È successo in quel magico 2013-2014 per il Torino e in particolare per Alessio Cerci. Con Ciro Immobile ha formato la coppia gol più prolifica del Campionato, tanto da portare il Torino in Europa League. Succede anche, in queste occasioni, che i pezzi pregiati dei “one season club” vengono ceduti ai grandi club per fare cassa e ripartire, magari consolidando un po’ tutta la squadra.

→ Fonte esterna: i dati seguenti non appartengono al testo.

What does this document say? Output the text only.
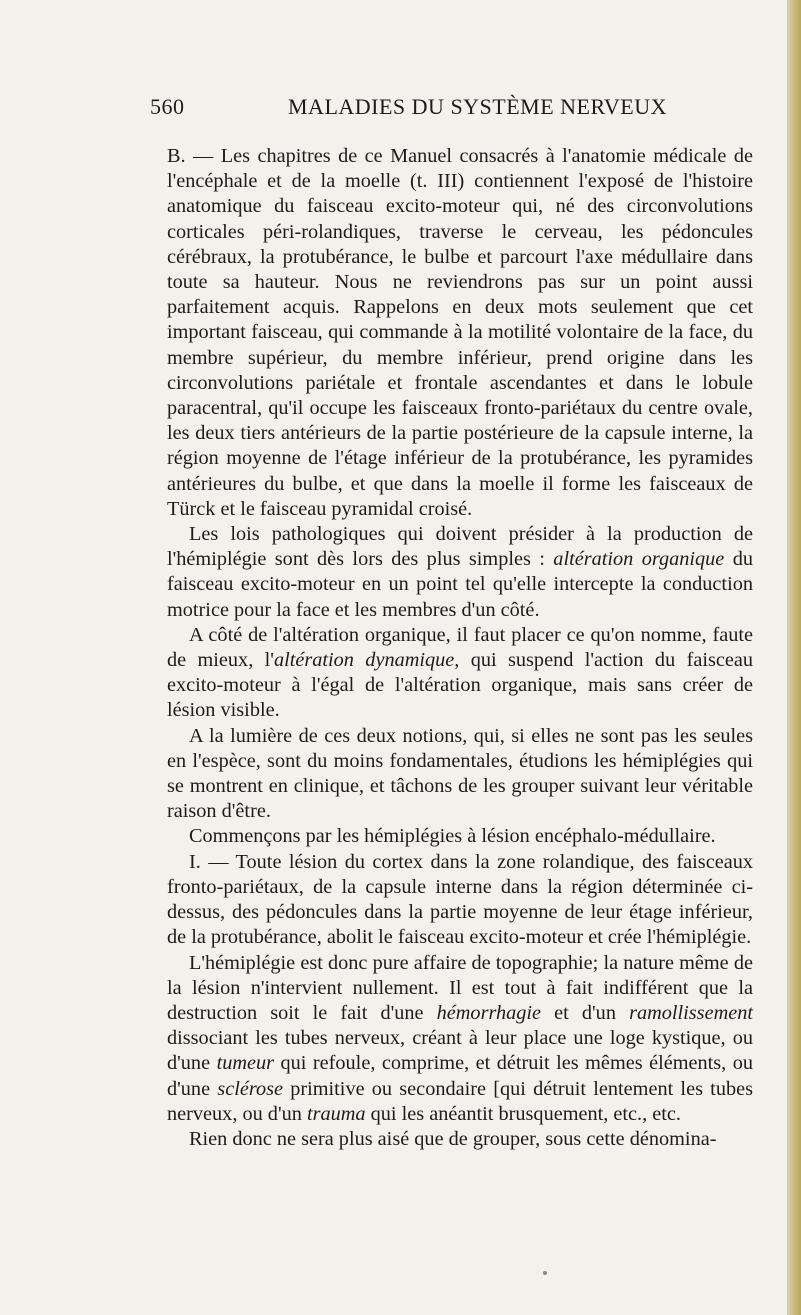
560	MALADIES DU SYSTÈME NERVEUX

B. — Les chapitres de ce Manuel consacrés à l'anatomie médicale de l'encéphale et de la moelle (t. III) contiennent l'exposé de l'histoire anatomique du faisceau excito-moteur qui, né des circonvolutions corticales péri-rolandiques, traverse le cerveau, les pédoncules cérébraux, la protubérance, le bulbe et parcourt l'axe médullaire dans toute sa hauteur. Nous ne reviendrons pas sur un point aussi parfaitement acquis. Rappelons en deux mots seulement que cet important faisceau, qui commande à la motilité volontaire de la face, du membre supérieur, du membre inférieur, prend origine dans les circonvolutions pariétale et frontale ascendantes et dans le lobule paracentral, qu'il occupe les faisceaux fronto-pariétaux du centre ovale, les deux tiers antérieurs de la partie postérieure de la capsule interne, la région moyenne de l'étage inférieur de la protubérance, les pyramides antérieures du bulbe, et que dans la moelle il forme les faisceaux de Türck et le faisceau pyramidal croisé.

Les lois pathologiques qui doivent présider à la production de l'hémiplégie sont dès lors des plus simples : altération organique du faisceau excito-moteur en un point tel qu'elle intercepte la conduction motrice pour la face et les membres d'un côté.

A côté de l'altération organique, il faut placer ce qu'on nomme, faute de mieux, l'altération dynamique, qui suspend l'action du faisceau excito-moteur à l'égal de l'altération organique, mais sans créer de lésion visible.

A la lumière de ces deux notions, qui, si elles ne sont pas les seules en l'espèce, sont du moins fondamentales, étudions les hémiplégies qui se montrent en clinique, et tâchons de les grouper suivant leur véritable raison d'être.

Commençons par les hémiplégies à lésion encéphalo-médullaire.

I. — Toute lésion du cortex dans la zone rolandique, des faisceaux fronto-pariétaux, de la capsule interne dans la région déterminée ci-dessus, des pédoncules dans la partie moyenne de leur étage inférieur, de la protubérance, abolit le faisceau excito-moteur et crée l'hémiplégie.

L'hémiplégie est donc pure affaire de topographie; la nature même de la lésion n'intervient nullement. Il est tout à fait indifférent que la destruction soit le fait d'une hémorrhagie et d'un ramollissement dissociant les tubes nerveux, créant à leur place une loge kystique, ou d'une tumeur qui refoule, comprime, et détruit les mêmes éléments, ou d'une sclérose primitive ou secondaire [qui détruit lentement les tubes nerveux, ou d'un trauma qui les anéantit brusquement, etc., etc.

Rien donc ne sera plus aisé que de grouper, sous cette dénomina-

Fino a qui sembra tutto normale e difatti dopo la grande stagione al Toro Alessio Cerci passa all’Atletico Madrid, nel “calcio che conta”. Peccato però che tra le file dei Colchoneros veda pochissimo il campo, e nell’auspicio di trovare più spazio decide, un anno dopo, di tornare in Italia, con la maglia del Milan.

La fine (calcistica, s’intende) di Alessio Cerci inizia proprio qui. Dopo il Torino e il seguente passaggio all’Atletico non ha più ritrovato il ritmo, i gol e le prestazioni passate. Nel Milan realizza tante presenze ma incide pochissimo, e negli anni successivi le cose di certo non migliorano. Approda al Genoa, al Verona e infine alla Salernitana, in Serie B.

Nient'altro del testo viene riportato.